The objective of this study was to develop and validate a predictive model for the risk of hyperkalemia (HK) in US adults.


Adults were selected from a large US commercial claims database (2013-2014) if they were continuously enrolled from 7/1/13-12/31/13 (baseline) and 1/1/14-12/31/14 (follow-up) and had at least one serum potassium (K+) lab result during follow-up. The resulting sample was partitioned into two subsamples to train (60%) and validate (40%) the model. HK was defined as having in 2014: two elevated K+ values (>5.0 mEq/L); or one diagnosis for HK (ICD-9=276.7); or one prescription fill of sodium polystyrene sulfonate. In the training sample, multivariate logistic regression was used to develop a model estimating the 1-year probability of HK as a function of baseline covariates. Receiver operating characteristic (ROC) curve analysis of the validation sample was used to assess the predictive performance of the model.
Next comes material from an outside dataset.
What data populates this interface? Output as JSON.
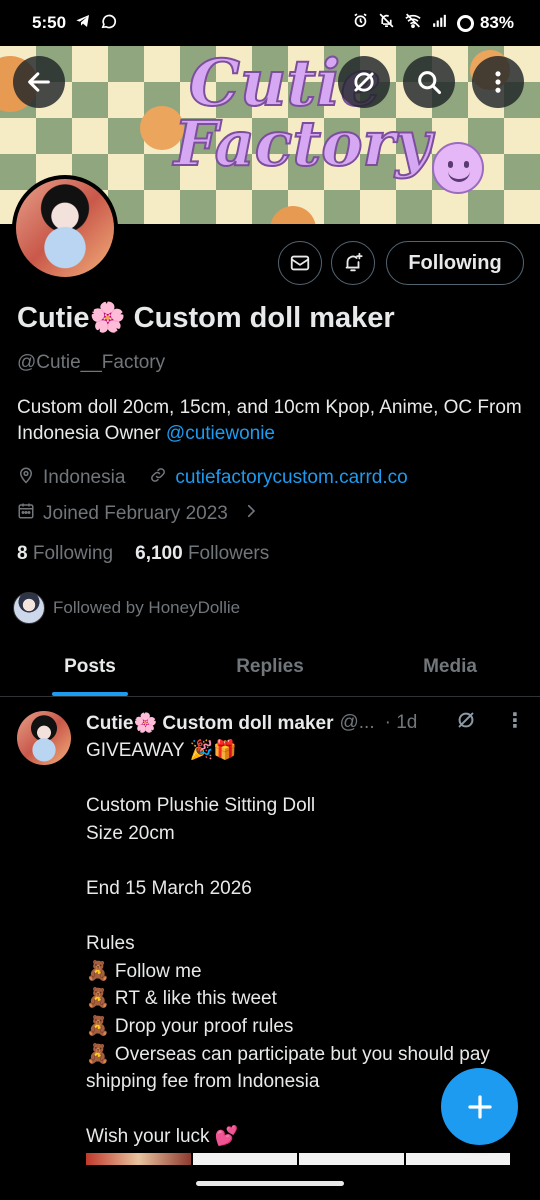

HK was identified in 4,815 (1.6%) of 295,511 adult patients in the training sample. Some important baseline predictors of HK included: CKD stages 3-5 (e.g., odds ratio [OR] for stage 5 without dialysis= 8.11; 95% CI: 6.51-10.11); each additional year in age (OR=1.028; 1.025-1.030); history of HK (e.g., number of HK-related hospitalizations OR=1.65; 1.20-2.26); type II diabetes (OR=1.65; 1.53-1.77); and use of renin-angiotensin-aldosterone system inhibitors (RAASi, OR=1.38; 1.29-1.47). ROC curve analysis in the validation sample showed good predictive accuracy (area under the curve=0.78). The figure shows the probability of HK for a RAASi patient as a function of CKD stage, age, and history of hyperkalemia.


This study developed a HK prediction model with the most important predictors being CKD stage, age, and history of HK. More frequent K+ monitoring may be warranted for patients at elevated risk.